古典には、ふと口ずさみたくなる文章との出会いがあります。
『方丈記』の書き出しは、学校で暗唱した方も多いのではないでしょうか。

(原文)
 ゆく河の流れは絶えずして、しかも、もとの水にあらず。よどみに浮かぶうたかたは、かつ消え、かつ結びて久しくとどまりたるためしなし。世の中にある人と栖(すみか)と、またかくのごとし。

(意訳)
 さらさらと流れゆく川の水は、絶えることがありません。しかも、よく見てください。新しい水と、常に入れ替わっています。勢いよく変化しています。
 流れが止まっている水面には、ぶくぶくと泡が浮かんできます。しかも、大きな泡も、小さな泡も、生まれたかと思うと、すぐに消えていきます。いつまでも、ふくらんでいる泡なんて、見たことがありません。
 まさに、人の一生も、同じではないでしょうか。
 川の流れのように、幸せも、悲しみも、時とともに過ぎていきます。

 ゆく川の流れが、目に浮かんでくるような文章ですね。

ずっと続くように思うけれど

 川の流れは、遠くから見ると一枚の「布」に見えます。
 そういえば、小学校の学芸会の時に、白い布を、舞台の袖から袖へ、広げて、揺らし、「川」を表現したのを思い出しました。

「川」と「布」との違いは、どこにあるのでしょう。
「川」は、鴨長明が書いているように、新しい水と常に入れ替わって、変化してゆきます。
「布」は、流れることはなく、固定しています。
 この違いに、悲しみを癒やすヒントがあるようです。

 何か悲しいことがあると、「この悲しみが、癒やされることがあるのだろうか」「笑顔になれる日が、戻るとは思えない」と、ずっとその悲しみが続くように感じます。その出口の見えない不安が、余計に、悲しみの底へと沈ませてしまう……。

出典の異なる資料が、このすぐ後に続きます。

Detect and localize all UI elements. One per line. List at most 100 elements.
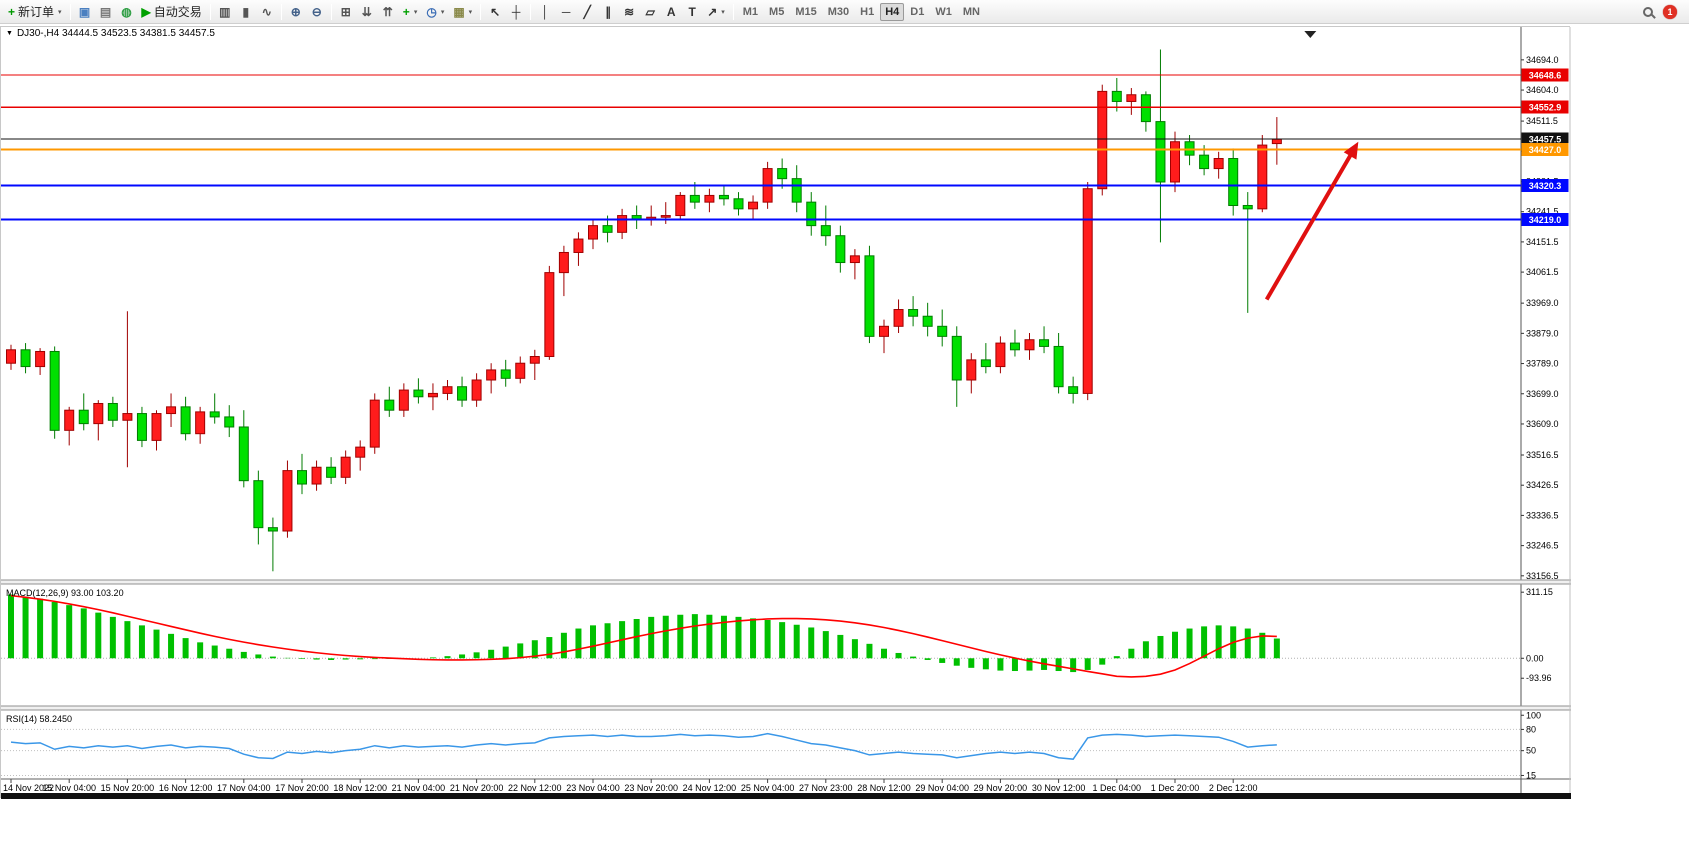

 そんな「悲しみ」も、実は、ずっと変わらないものではなく、「川の流れのように、時とともに過ぎていきます」と鴨長明は教えてくれました。

 今までの人生を振り返ってみると……。
 悲しみばかりではなく、大学に合格した喜び、好きな人と結婚できた幸せ、マイホームを建てた満足など、いろいろありました。
 しかし、どんな悲しいことでも、どんな嬉しいことでも、時間が経つと、人間は慣れっこになってしまうものです。どんなことも、続かない──。

「悲しいときは、『時間』が『救い』になる」と言われる理由は、ここにあるのかもしれません。

挫折と絶望の一生を振り返って書いた『方丈記』

 鴨長明が、58歳の時に、挫折と絶望の連続だった一生を振り返って書いたのが『方丈記』です。
 御曹司の鴨長明は、わずか7歳で、朝廷から「従五位下」の位階を授けられます。まさに順風満帆のスタート。
 ところが、18歳の時に父が急死すると、人生の歯車が狂い始めます。
 父の死後、親族の間でゴタゴタがあり、長明の前から、将来の地位も、財産もなくなってしまいました。
 さらに、長明が23歳から31歳の間には、大火災、竜巻、遷都、大飢饉、大地震と、住んでいた京都が次々と大災害に襲われます。いずれも、建物が崩壊し、燃え尽き、大地が割れ、伝染病が蔓延するなど、悲惨な現実に直面しました。
 悲しんでいる時に、「大変ですね」「頑張ってください」といくら励まされても、心は晴れなかったと、長明は痛感していたのかもしれません。
 人生をありのままに見つめた『方丈記』には、鴨長明からの応援メッセージが、詰まっているようです。